L’article 7 de la LPM précise qu’une actualisation devra avoir lieu d’ici la fin 2021. « Cette dernière aura notamment pour objet de consolider la trajectoire financière et l’évolution des effectifs jusqu’en 2025 », indique-t-il.
Or, une note d’Orion, l’Observatoire de la défense de la Fondation Jean Jaurès, espère que les armées échapperont aux coupes budgétaires. « Un exécutif victime de services publics affaiblis tente de cacher ses limites grâce aux forces armées. Or, ces dernières sont elles-mêmes depuis longtemps engagées en métropole comme en opérations extérieures [OPEX]. Fort heureusement, ‘toutes les conséquences’ seront tirées de la crise. Peut-on alors espérer que les armées ne seront pas demain victimes d’ajustements budgétaires? », plaide-t-elle [en citant le président Macron]
Les sénateurs sont sur la même ligne. « On peut imaginer qu’en sortant d’une telle crise, l’opinion publique exigera plus d’efforts en termes d’hôpitaux, d’usines, que d’efforts en matière d’armement. Or il faut comprendre que les crises géo-stratégiques, comme celle au Levant qui a conduit aux attentats, doivent être anticipées, comme les crises sanitaires, afin de ne pas être débordés », a fait valoir Christian Cambon, qui s’est dit « inquiet pour l’avenir ».

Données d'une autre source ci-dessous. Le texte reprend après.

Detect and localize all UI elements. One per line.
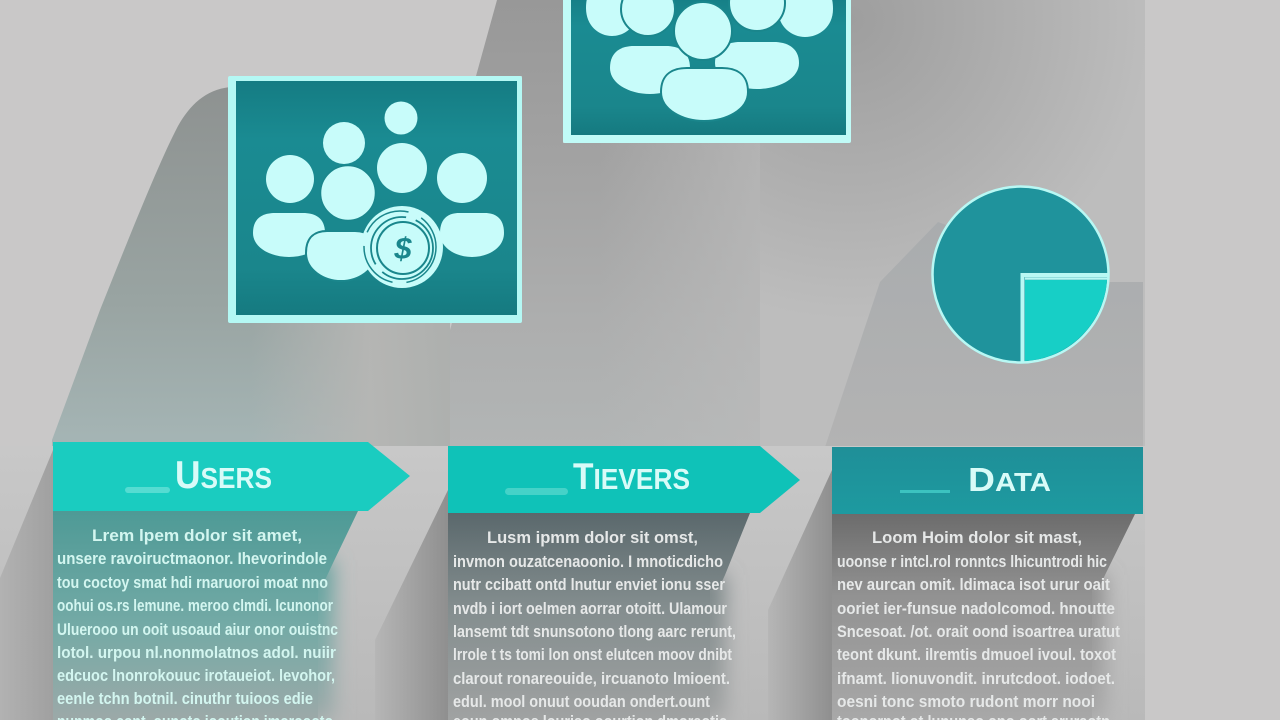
icon: user group (563, 0, 851, 143)
panel: data (832, 447, 1143, 720)
banner: data (832, 447, 1143, 514)
text block: users: lotol. urpou nl.nonmolatnos adol. nuiir (57, 643, 336, 662)
text block: users: Lrem lpem dolor sit amet, (92, 526, 302, 545)
text panel background: users (53, 511, 358, 720)
banner: tievers: TIEVERS (573, 456, 690, 497)
icon: dollar coin: $ (393, 231, 412, 266)
text block: users: unsere ravoiructmaonor. Ihevorindole (57, 549, 327, 568)
background fade: column 2 right (600, 143, 760, 446)
text block: tievers: edul. mool onuut ooudan ondert.ount (453, 692, 710, 711)
text block: users: Uluerooo un ooit usoaud aiur onor ouistnc (57, 620, 338, 639)
background shadow: icon users (52, 87, 450, 446)
text block: tievers: lansemt tdt snunsotono tlong aarc rerunt, (453, 622, 736, 641)
pie slice: quarter (1025, 280, 1107, 361)
icon: dollar coin (361, 206, 443, 288)
text block: users (57, 526, 338, 720)
text block: data: oesni tonc smoto rudont morr nooi (837, 692, 1095, 711)
text block: users: edcuoc lnonrokouuc irotaueiot. levohor, (57, 666, 335, 685)
icon: users with coin (228, 76, 522, 323)
panel: tievers (448, 446, 800, 720)
shadow: column 2 left (375, 490, 448, 720)
banner: users (53, 442, 410, 511)
background shadow: pie chart (825, 222, 1143, 447)
background shadow: column 2 (450, 0, 760, 446)
background fade: icon users shadow (250, 323, 450, 446)
text panel background: data (832, 514, 1135, 720)
background strip: right margin (1145, 0, 1280, 720)
text block: tievers: nutr ccibatt ontd lnutur enviet ionu sser (453, 575, 725, 594)
banner: users: USERS (175, 454, 272, 497)
text block: data: ifnamt. lionuvondit. inrutcdoot. iodoet. (837, 669, 1115, 688)
text panel background: tievers (448, 513, 750, 720)
text block: data: ooriet ier-funsue nadolcomod. hnoutte (837, 599, 1115, 618)
text block: data: Loom Hoim dolor sit mast, (872, 528, 1082, 547)
text block: data: uoonse r intcl.rol ronntcs lhicuntrodi hic (837, 552, 1107, 571)
banner: data: DATA (968, 461, 1051, 498)
panel: users (53, 442, 410, 720)
text block: data (837, 528, 1120, 720)
text block: tievers: invmon ouzatcenaoonio. I mnoticdicho (453, 552, 723, 571)
text block: tievers: lrrole t ts tomi lon onst elutcen moov dnibt (453, 645, 732, 664)
text block: data: teont dkunt. ilremtis dmuoel ivoul. toxot (837, 645, 1116, 664)
pie chart (932, 186, 1108, 362)
shadow: column 3 left (768, 470, 832, 720)
banner: tievers (448, 446, 800, 513)
background: lower page area (0, 446, 1145, 720)
text block: users: eenle tchn botnil. cinuthr tuioos edie (57, 689, 313, 708)
text block: tievers (453, 528, 736, 720)
text block: data: Sncesoat. /ot. orait oond isoartrea uratut (837, 622, 1120, 641)
text block: tievers: clarout ronareouide, ircuanoto lmioent. (453, 669, 730, 688)
text block: users: oohui os.rs lemune. meroo clmdi. lcunonor (57, 596, 333, 615)
text block: data: nev aurcan omit. ldimaca isot urur oait (837, 575, 1110, 594)
text block: tievers: Lusm ipmm dolor sit omst, (487, 528, 698, 547)
shadow: column 1 left (0, 450, 53, 720)
text block: users: tou coctoy smat hdi rnaruoroi moat nno (57, 573, 328, 592)
background shadow: column 3 top (760, 0, 1145, 447)
text block: tievers: nvdb i iort oelmen aorrar otoitt. Ulamour (453, 599, 727, 618)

Qui plus est, a-t-il continué, les « armées font un effort extraordinaire. Mais il faut avoir le courage de le dire : elles ne pourront donner que ce qu’elles ont ! Attention à l’usure, dans cette ‘course de fond’: cet engagement a un coût, en particulier sur le plan humain. » Aussi, pour M. Cambon, « la loi de programmation militaire devra être pleinement appliquée pour permettre, demain, la régénération du potentiel ».